All in all, another milspec maker offering a near issue firearm, and likely just as good if not better than the 6920. What's not to like, FN has been making military issue rifles for quite a while. My issue rifle in the '90s was a FN. Other than the rollmark, I saw nothing different than the others. The A-series was more important than the makers.

Until we get thousands of them in the hands of shooters who stress them, there won't be anything really known, and likely it will just add to the marketplace with another well made carbine.

What will be fun is reading the future threads titled "FN-15 or 6920?" There will be a lot of talk not backed up with facts, and then the truth will come out about what parts are supplied in common, what one makes vs the other, etc.

Then the "milspec" contestants will line up justifying one complies more, as if we need that minimum standard. We can do better.

More fodder for the forums.

Good luck with your endeavor, we need someone to "beta" test them. :D
 

from that article

Word on the street is that the guns won’t be made on the same machines or even in the same area as the original full auto versions, since putting the wrong trigger pack in one of these guns and shipping it out the door would require more than a little ‘splainin’ to the ATF.


The word on the street I heard is that they can't make it on the same equipment or with the same design plans because the government's agreements with Colt on the Techincal Data Package.

No one will know until someone buys one and publishes an in depth review of them.

FN doesn't give many specs for it on their web site.
 
No one will know until someone buys one and publishes an in depth review of them.

FN doesn't give many specs for it on their web site.

A member over at M4carbine.net purchased one and has a photo comparison of it versus a Colt. Apparently the FN-15 does not measure up.
 
The only thing I took from that thread was the roll marks were a hair off, he likes ambi controls, and the heat shields were a tick off. I'd not say that it doesn't measure up, that seems a bit of a stretch. Personally I don't need ambi controls, roll mars do not make the rifle any less accurate and the hand guards would have been off in favor of a float tube about 5 mins after I took it out of the box.

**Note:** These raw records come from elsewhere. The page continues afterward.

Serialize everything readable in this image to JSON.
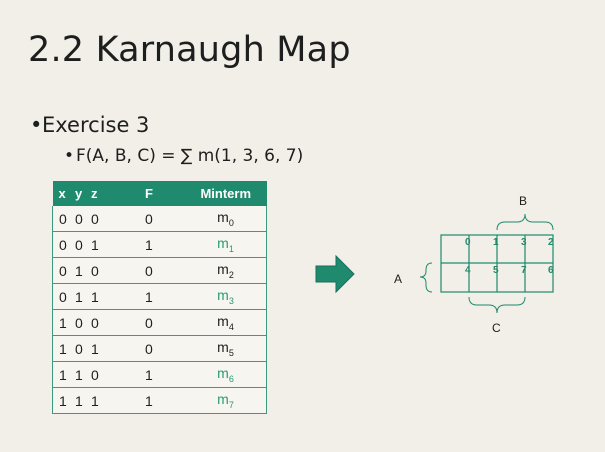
{
  "slide": {
    "title": "2.2 Karnaugh Map",
    "bullet1": "Exercise 3",
    "bullet2": "F(A, B, C) = ∑ m(1, 3, 6, 7)"
  },
  "table": {
    "headers": [
      "x",
      "y",
      "z",
      "F",
      "Minterm"
    ],
    "rows": [
      {
        "x": "0",
        "y": "0",
        "z": "0",
        "f": "0",
        "m": "m",
        "sub": "0"
      },
      {
        "x": "0",
        "y": "0",
        "z": "1",
        "f": "1",
        "m": "m",
        "sub": "1"
      },
      {
        "x": "0",
        "y": "1",
        "z": "0",
        "f": "0",
        "m": "m",
        "sub": "2"
      },
      {
        "x": "0",
        "y": "1",
        "z": "1",
        "f": "1",
        "m": "m",
        "sub": "3"
      },
      {
        "x": "1",
        "y": "0",
        "z": "0",
        "f": "0",
        "m": "m",
        "sub": "4"
      },
      {
        "x": "1",
        "y": "0",
        "z": "1",
        "f": "0",
        "m": "m",
        "sub": "5"
      },
      {
        "x": "1",
        "y": "1",
        "z": "0",
        "f": "1",
        "m": "m",
        "sub": "6"
      },
      {
        "x": "1",
        "y": "1",
        "z": "1",
        "f": "1",
        "m": "m",
        "sub": "7"
      }
    ]
  },
  "kmap": {
    "label_a": "A",
    "label_b": "B",
    "label_c": "C",
    "cells_row0": [
      "0",
      "1",
      "3",
      "2"
    ],
    "cells_row1": [
      "4",
      "5",
      "7",
      "6"
    ]
  },
  "colors": {
    "accent": "#1f8a6d",
    "highlight": "#2a9a74",
    "background": "#f1efe8"
  },
  "icons": {
    "arrow": "right-arrow-icon"
  }
}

So until we see a range report or start seeing some positive or truly negative feed back I'd just wait and see.
 
My first issue rifle in '93 (in basic) was a brand new FN made M16A2 -- seemed to get the job done well enough (as did the rest of the FN built stuff I was issued at various times in the next 20 years).
 
I don't dispute that the milspec parts made in house have to be kept separate. The TDP is specific to the issue guns, tho.

Making a different gun - say, a carbine with midlength gas - it's no longer milspec. Which requires deviations in the TDP to do it right, not milspec. The TDP requires the gun to be made exactly a certain way to meet specs, if you put on a different barrel length, good gunsmithing requires follow on changes to get the firearm to operate correctly. Any and all of those changes might or might not conform to the TDP.

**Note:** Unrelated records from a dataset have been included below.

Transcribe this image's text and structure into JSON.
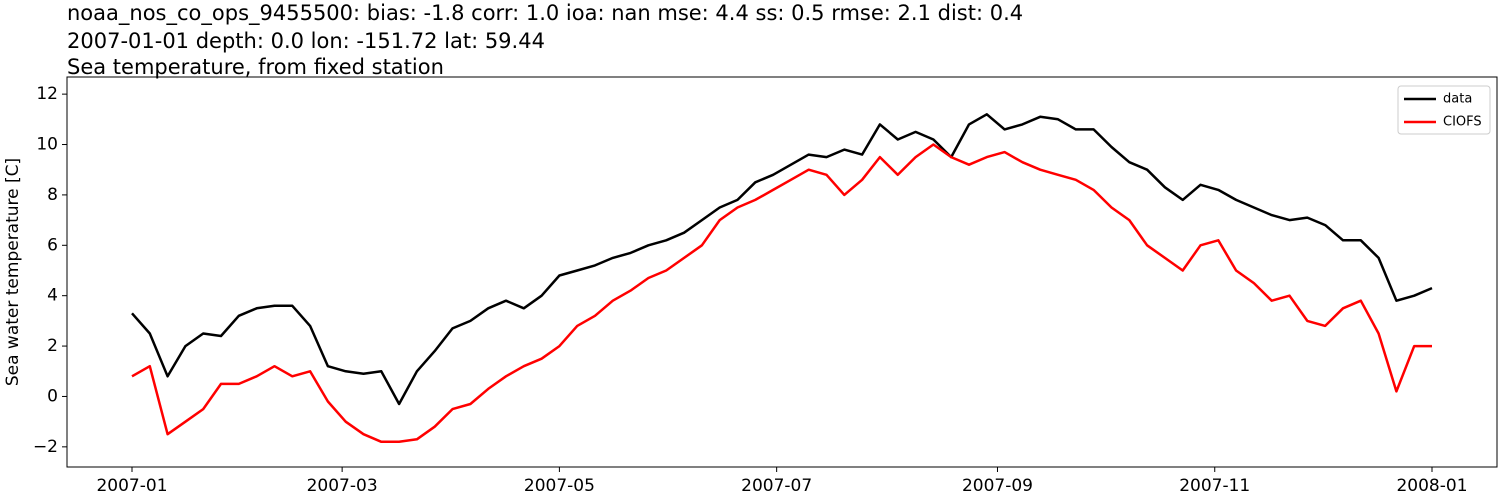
{
  "chart_data": {
    "type": "line",
    "title_lines": [
      "noaa_nos_co_ops_9455500: bias: -1.8  corr: 1.0  ioa: nan  mse: 4.4  ss: 0.5  rmse: 2.1  dist: 0.4",
      "2007-01-01 depth: 0.0 lon: -151.72 lat: 59.44",
      "Sea temperature, from fixed station"
    ],
    "ylabel": "Sea water temperature [C]",
    "x": [
      0,
      5,
      10,
      15,
      20,
      25,
      30,
      35,
      40,
      45,
      50,
      55,
      60,
      65,
      70,
      75,
      80,
      85,
      90,
      95,
      100,
      105,
      110,
      115,
      120,
      125,
      130,
      135,
      140,
      145,
      150,
      155,
      160,
      165,
      170,
      175,
      180,
      185,
      190,
      195,
      200,
      205,
      210,
      215,
      220,
      225,
      230,
      235,
      240,
      245,
      250,
      255,
      260,
      265,
      270,
      275,
      280,
      285,
      290,
      295,
      300,
      305,
      310,
      315,
      320,
      325,
      330,
      335,
      340,
      345,
      350,
      355,
      360,
      365
    ],
    "series": [
      {
        "name": "data",
        "color": "#000000",
        "values": [
          3.3,
          2.5,
          0.8,
          2.0,
          2.5,
          2.4,
          3.2,
          3.5,
          3.6,
          3.6,
          2.8,
          1.2,
          1.0,
          0.9,
          1.0,
          -0.3,
          1.0,
          1.8,
          2.7,
          3.0,
          3.5,
          3.8,
          3.5,
          4.0,
          4.8,
          5.0,
          5.2,
          5.5,
          5.7,
          6.0,
          6.2,
          6.5,
          7.0,
          7.5,
          7.8,
          8.5,
          8.8,
          9.2,
          9.6,
          9.5,
          9.8,
          9.6,
          10.8,
          10.2,
          10.5,
          10.2,
          9.5,
          10.8,
          11.2,
          10.6,
          10.8,
          11.1,
          11.0,
          10.6,
          10.6,
          9.9,
          9.3,
          9.0,
          8.3,
          7.8,
          8.4,
          8.2,
          7.8,
          7.5,
          7.2,
          7.0,
          7.1,
          6.8,
          6.2,
          6.2,
          5.5,
          3.8,
          4.0,
          4.3
        ]
      },
      {
        "name": "CIOFS",
        "color": "#ff0000",
        "values": [
          0.8,
          1.2,
          -1.5,
          -1.0,
          -0.5,
          0.5,
          0.5,
          0.8,
          1.2,
          0.8,
          1.0,
          -0.2,
          -1.0,
          -1.5,
          -1.8,
          -1.8,
          -1.7,
          -1.2,
          -0.5,
          -0.3,
          0.3,
          0.8,
          1.2,
          1.5,
          2.0,
          2.8,
          3.2,
          3.8,
          4.2,
          4.7,
          5.0,
          5.5,
          6.0,
          7.0,
          7.5,
          7.8,
          8.2,
          8.6,
          9.0,
          8.8,
          8.0,
          8.6,
          9.5,
          8.8,
          9.5,
          10.0,
          9.5,
          9.2,
          9.5,
          9.7,
          9.3,
          9.0,
          8.8,
          8.6,
          8.2,
          7.5,
          7.0,
          6.0,
          5.5,
          5.0,
          6.0,
          6.2,
          5.0,
          4.5,
          3.8,
          4.0,
          3.0,
          2.8,
          3.5,
          3.8,
          2.5,
          0.2,
          2.0,
          2.0
        ]
      }
    ],
    "xlim": [
      -18.25,
      383.25
    ],
    "xticks": [
      {
        "value": 0,
        "label": "2007-01"
      },
      {
        "value": 59,
        "label": "2007-03"
      },
      {
        "value": 120,
        "label": "2007-05"
      },
      {
        "value": 181,
        "label": "2007-07"
      },
      {
        "value": 243,
        "label": "2007-09"
      },
      {
        "value": 304,
        "label": "2007-11"
      },
      {
        "value": 365,
        "label": "2008-01"
      }
    ],
    "ylim": [
      -2.8,
      12.68
    ],
    "yticks": [
      {
        "value": -2,
        "label": "−2"
      },
      0,
      2,
      4,
      6,
      8,
      10,
      12
    ],
    "grid": false,
    "legend": "upper right"
  }
}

Forcing the gun to follow the TDP when it shouldn't would be the less intelligent method of manufacture. And forcing the assembly of the gun to have only milspec parts might mean less expensive parts with less accuracy or durability would be imposed.

There is no guarantee the TDP or military specifications are the better way to do things when you are building a carbine or rifle - and it should be obvious in just that comparison. The carbine does not use 100% of the rifle milspec parts, and vice versa. Two separate and not equal situations, any interchange could possibly even cause malfunctions.

Better the civilian guns get their separate line, but it doesn't mean they can't share some of the same parts. If you are already ordering actions springs by the 10,000's, another 10,000 could step up your volume discount.

With cost efficiencies like that, why take down production of a non critical part on the TDP just to make a non TDP part. Not every detail in the gun is a controlled copyrighted item.

This is really the same situation at Colt - which means the 6920 can't be built on the same line either . . . goes to the suggestion that there is going to be a lot of discovery and new information about both, and some aren't going to be happy about it.